Saturday, June 09, 2007

This is a Good Day

Despite having to get up early from three hours of sleep, despite my throat being so full of plegm because of the 50,000 cubic centimeters of second-hand smoke I've had to inhale this week, despite Nate telling me now that I have to sing tomorrow...today is what we call a Very Good Day.

It's funny, what power one e-mail contains.

Wednesday, June 06, 2007

I thought summer was suppose to be stress-free...

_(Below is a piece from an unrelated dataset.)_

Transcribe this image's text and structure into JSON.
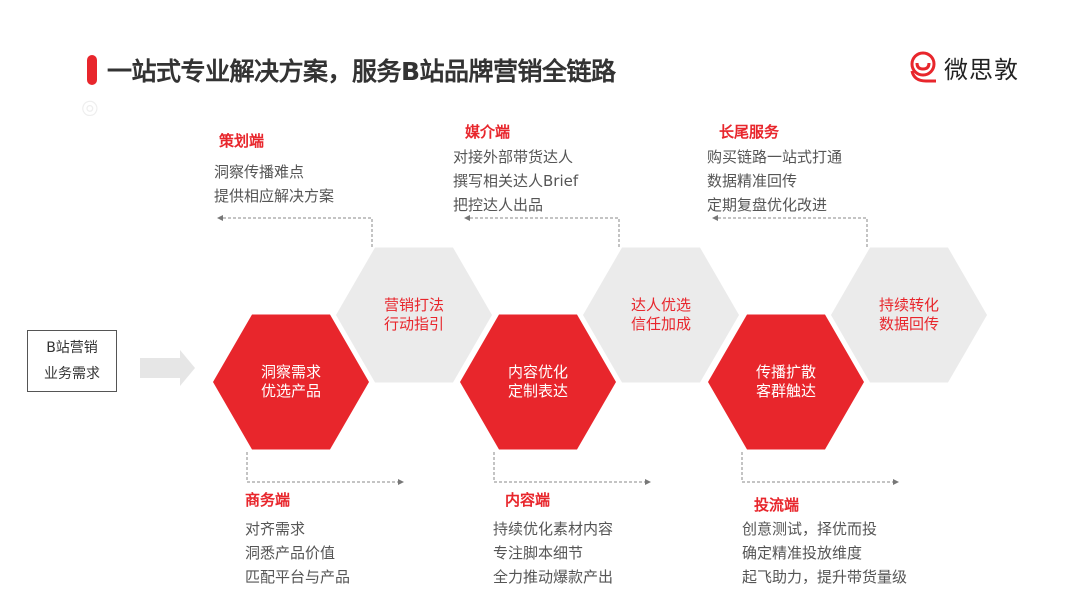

Today, my dad and I went to the Bellin Health Sports Center to sign me up for summer soccer training. Dad and I have this deal: I try out for soccer, he pays for training. We met my trainer, and he showed us the building, which is amazing. Then, in the middle of the tour, after explaining the muscles I'll need to work on to improve my keeping skills, he said, "Squat." I know I stared at him blankly for longer than I should have, but did as told, because he scares me. "No, you're doing that wrong. You have to use these muscles as keeper, not those. Now do a lunge." So, timidly, because I figured I'd do that wrong too, I did a lunge. "Okay, that's a side lunge. This is a lateral lunge." He continued to show me everything I was doing wrong until, basically, I realized I've been taught nothing right. Not to mention, my trainer reminds me of Mr. Murphy. The whole time, from initial handshake to signing the medical release forms, he did not once crack a smile. When he made jokes, I did not know whether I was allowed to laugh. And he warned me that sessions start on time, as if I was planning on arriving late to something my dad's paying for.
I know trainers are supposed to be tough. That's their job. And this is really important to me. But this is a completely different world than I'm used to. Two years ago, collegiate sports was never anything I considered doing, because I never saw myself as a serious athlete. I was the girl that told her dad that the one-act play was her sport. Now I'm in training. I'm going from "all-nonsense because it's acting" to "no-nonsense because it'll kill you if you actually suck." I'm going from "ask Ashley, she'll know" to "you know nothing, you're at the same level as 14 year-olds." And I'm really worried about my asthma getting in the way. I try not to think about it, but last time I did that, I almost had another bad attack. I can run to the beach from my house, and back, up all the hills, without wheezing now, but can I make it through a game?
8-week session, 2 days a week. My initial assesment is on Monday. I've got to be able to do this.

Monday, June 04, 2007

Haha...Two-faced people make me laugh...

It amazing, the amount of people that didn't like you that suddenly turn around when they find out you're the casting director for the next one-act...

Friday, June 01, 2007

The End of an Era

Yesterday was my last official day of highschool.

It took me three hours to clean out my four lockers (regular, band, soccer, art).

Wow.

It's done.

I don't know whether I should do cartwheels, or become really, really nervous.

Nervous cartwheels, perhaps?

Hmm.

Well, to think positively, now I no longer have to suffer under Tarazona or Persinger's rule, won't have to ask to go get food or go to the bathroom, receive truancy warnings for not wanting to waste my time in AA, or feel obligated to be a leader in...everything.


To think rather negatively, however, as I am prone to do, I no longer have a structured schedule, which means I actually have to plan things and prioritize, both of which I am not very good at doing, I'm leaving a place in which I actually felt masterful in the arts, a place where people actually looked for me for guidance and asked me my opinions so they could make good decisions.

Well, at least Mr. Leahy and my parents think I'm ready.